February 15th in African American History – Nat King Cole

Nat King ColeFebruary 15, 1965 Nat King Cole, jazz pianist and singer, died.

Cole was born Nathaniel Adam Coles on March 17, 1919 in Montgomery, Alabama. He began performing in the 1930s with the King Cole Trio and in 1943 they signed with Capitol Records.
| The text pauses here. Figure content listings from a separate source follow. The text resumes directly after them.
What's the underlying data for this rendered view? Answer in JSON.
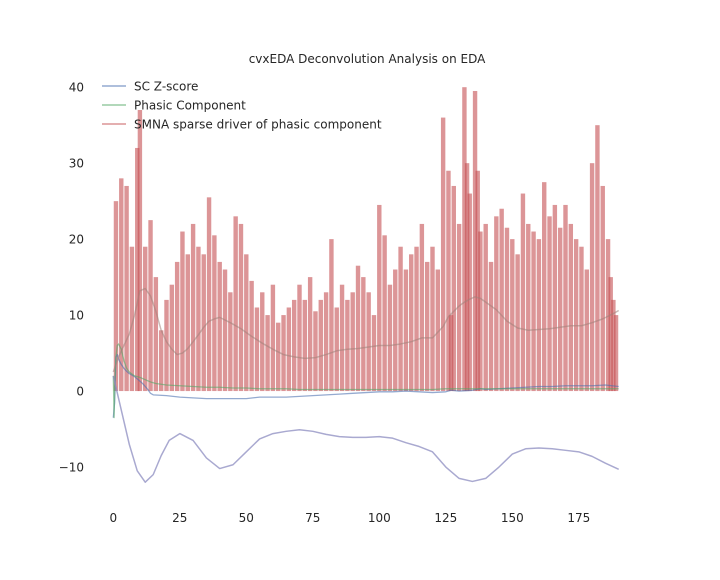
{
  "chart_data": {
    "type": "line",
    "title": "cvxEDA Deconvolution Analysis on EDA",
    "xlabel": "",
    "ylabel": "",
    "xlim": [
      -5,
      195
    ],
    "ylim": [
      -15,
      42
    ],
    "x_ticks": [
      0,
      25,
      50,
      75,
      100,
      125,
      150,
      175
    ],
    "y_ticks": [
      -10,
      0,
      10,
      20,
      30,
      40
    ],
    "x_tick_labels": [
      "0",
      "25",
      "50",
      "75",
      "100",
      "125",
      "150",
      "175"
    ],
    "y_tick_labels": [
      "−10",
      "0",
      "10",
      "20",
      "30",
      "40"
    ],
    "grid": false,
    "legend_position": "top-left",
    "series": [
      {
        "name": "SC Z-score",
        "color": "#4c72b0",
        "x": [
          0,
          0.5,
          1,
          1.5,
          2,
          3,
          4,
          5,
          6,
          7,
          8,
          9,
          10,
          11,
          12,
          13,
          14,
          15,
          20,
          25,
          30,
          35,
          40,
          45,
          50,
          55,
          60,
          65,
          70,
          75,
          80,
          85,
          90,
          95,
          100,
          105,
          110,
          115,
          120,
          125,
          127,
          130,
          135,
          138,
          140,
          145,
          150,
          155,
          160,
          165,
          170,
          175,
          180,
          185,
          190
        ],
        "values": [
          -3.5,
          -1.5,
          4.5,
          4.8,
          4.2,
          3.5,
          3.0,
          2.6,
          2.3,
          2.1,
          1.9,
          1.6,
          1.3,
          1.0,
          0.6,
          0.2,
          -0.3,
          -0.5,
          -0.6,
          -0.8,
          -0.9,
          -1.0,
          -1.0,
          -1.0,
          -1.0,
          -0.8,
          -0.8,
          -0.8,
          -0.7,
          -0.6,
          -0.5,
          -0.4,
          -0.3,
          -0.2,
          -0.1,
          -0.1,
          0.0,
          -0.1,
          -0.2,
          -0.1,
          0.1,
          0.0,
          0.1,
          0.3,
          0.2,
          0.3,
          0.4,
          0.5,
          0.6,
          0.6,
          0.7,
          0.7,
          0.7,
          0.8,
          0.6
        ]
      },
      {
        "name": "Phasic Component",
        "color": "#55a868",
        "x": [
          0,
          0.3,
          0.6,
          1,
          1.5,
          2,
          3,
          4,
          5,
          6,
          8,
          10,
          12,
          14,
          16,
          20,
          25,
          30,
          35,
          40,
          45,
          50,
          55,
          60,
          65,
          70,
          75,
          80,
          85,
          90,
          95,
          100,
          105,
          110,
          115,
          120,
          125,
          130,
          135,
          140,
          145,
          150,
          155,
          160,
          165,
          170,
          175,
          180,
          185,
          190
        ],
        "values": [
          2.0,
          -3.5,
          1.5,
          4.5,
          6.0,
          6.2,
          5.5,
          4.0,
          3.0,
          2.5,
          2.0,
          1.8,
          1.5,
          1.2,
          1.0,
          0.8,
          0.7,
          0.6,
          0.5,
          0.5,
          0.4,
          0.4,
          0.3,
          0.3,
          0.3,
          0.2,
          0.2,
          0.2,
          0.2,
          0.2,
          0.2,
          0.2,
          0.2,
          0.2,
          0.2,
          0.2,
          0.3,
          0.3,
          0.3,
          0.3,
          0.3,
          0.3,
          0.3,
          0.3,
          0.3,
          0.3,
          0.3,
          0.3,
          0.3,
          0.3
        ]
      },
      {
        "name": "SMNA sparse driver of phasic component",
        "color": "#c44e52",
        "x": [
          1,
          3,
          5,
          7,
          9,
          10,
          12,
          14,
          16,
          18,
          20,
          22,
          24,
          26,
          28,
          30,
          32,
          34,
          36,
          38,
          40,
          42,
          44,
          46,
          48,
          50,
          52,
          54,
          56,
          58,
          60,
          62,
          64,
          66,
          68,
          70,
          72,
          74,
          76,
          78,
          80,
          82,
          84,
          86,
          88,
          90,
          92,
          94,
          96,
          98,
          100,
          102,
          104,
          106,
          108,
          110,
          112,
          114,
          116,
          118,
          120,
          122,
          124,
          126,
          127,
          128,
          130,
          132,
          133,
          134,
          136,
          137,
          138,
          140,
          142,
          144,
          146,
          148,
          150,
          152,
          154,
          156,
          158,
          160,
          162,
          164,
          166,
          168,
          170,
          172,
          174,
          176,
          178,
          180,
          182,
          184,
          186,
          187,
          188,
          189
        ],
        "values": [
          25,
          28,
          27,
          19,
          32,
          37,
          19,
          22.5,
          15,
          8,
          12,
          14,
          17,
          21,
          18,
          22,
          19,
          18,
          25.5,
          20.5,
          17,
          16,
          13,
          23,
          22,
          18,
          14.5,
          11,
          13,
          10,
          14,
          9,
          10,
          11,
          12,
          14,
          12,
          15,
          10.5,
          12,
          13,
          20,
          11,
          14,
          12,
          13,
          16.5,
          15,
          13,
          10,
          24.5,
          20.5,
          14,
          16,
          19,
          16,
          18,
          19,
          22,
          17,
          19,
          16,
          36,
          29,
          10,
          27,
          22,
          40,
          30,
          26,
          39.5,
          29,
          21,
          22,
          17,
          23,
          24,
          21.5,
          20,
          18,
          26,
          22,
          21,
          20,
          27.5,
          23,
          24.5,
          21.5,
          24.5,
          22,
          20,
          19,
          16,
          30,
          35,
          27,
          20,
          15,
          12,
          10
        ]
      },
      {
        "name": "",
        "color": "#8c8cc0",
        "x": [
          0,
          3,
          6,
          9,
          12,
          15,
          18,
          21,
          25,
          30,
          35,
          40,
          45,
          50,
          55,
          60,
          65,
          70,
          75,
          80,
          85,
          90,
          95,
          100,
          105,
          110,
          115,
          120,
          125,
          130,
          135,
          140,
          145,
          150,
          155,
          160,
          165,
          170,
          175,
          180,
          185,
          190
        ],
        "values": [
          2.0,
          -2.5,
          -7.0,
          -10.5,
          -12.0,
          -11.0,
          -8.5,
          -6.5,
          -5.6,
          -6.5,
          -8.8,
          -10.2,
          -9.7,
          -8.0,
          -6.3,
          -5.6,
          -5.3,
          -5.1,
          -5.3,
          -5.7,
          -6.0,
          -6.1,
          -6.1,
          -6.0,
          -6.2,
          -6.8,
          -7.3,
          -8.0,
          -10.0,
          -11.5,
          -11.9,
          -11.5,
          -10.0,
          -8.3,
          -7.6,
          -7.5,
          -7.6,
          -7.8,
          -8.0,
          -8.6,
          -9.5,
          -10.3
        ]
      },
      {
        "name": "",
        "color": "#a0827a",
        "x": [
          0,
          2,
          4,
          6,
          8,
          10,
          12,
          14,
          16,
          18,
          20,
          22,
          24,
          26,
          28,
          30,
          32,
          34,
          36,
          38,
          40,
          44,
          48,
          52,
          56,
          60,
          64,
          68,
          72,
          76,
          80,
          84,
          88,
          92,
          96,
          100,
          104,
          108,
          112,
          116,
          120,
          124,
          126,
          128,
          130,
          132,
          134,
          136,
          138,
          140,
          144,
          148,
          152,
          156,
          160,
          164,
          168,
          172,
          176,
          180,
          184,
          188,
          190
        ],
        "values": [
          2.5,
          4.5,
          6.0,
          7.5,
          10.0,
          13.2,
          13.5,
          12.5,
          10.5,
          8.0,
          6.5,
          5.5,
          4.8,
          5.0,
          5.6,
          6.5,
          7.4,
          8.4,
          9.2,
          9.5,
          9.7,
          9.0,
          8.2,
          7.2,
          6.3,
          5.5,
          4.8,
          4.5,
          4.3,
          4.4,
          4.8,
          5.3,
          5.5,
          5.6,
          5.8,
          6.0,
          6.0,
          6.2,
          6.5,
          7.0,
          7.0,
          8.5,
          9.8,
          10.5,
          11.2,
          11.7,
          12.1,
          12.4,
          12.2,
          11.7,
          10.7,
          9.2,
          8.3,
          8.0,
          8.1,
          8.2,
          8.4,
          8.6,
          8.6,
          9.0,
          9.5,
          10.2,
          10.6
        ]
      }
    ]
  }
}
Revenue from Cole’s recordings accounted for much of Capitol’s success and the headquarters that they built in 1956 is often referred to as “the house that Nat built.” Cole’s first vocal hit was his 1943 recording of “Straighten Up and Fly Right” which sold over 500,000 copies. This was followed by such hits as “The Christmas Song” (1946), “Nature Boy” (1948), “Mona Lisa” (1950), “Unforgettable” (1951), and “Those Lazy-Hazy-Crazy Days of Summer” (1963).

On November 5, 1956, “The Nat King Cole Show” debuted, the first television show hosted by an African American. The show only lasted a year because of the lack of a national sponsor. Cole also appeared in a number of films, including “The Blue Gardenia” (1953), “St. Louis Blues” (1958), and “Cat Ballou” (1965). Cole’s last album, “L-O-V-E,” was released just prior to his death.

Cole was posthumously awarded the Grammy Lifetime Achievement Award in 1990 and in 1997 was inducted into the Down Beat Jazz Hall of Fame. Cole’s biography, “Unforgettable: The Life and Mystique of Nat King Cole,” was published in 1991.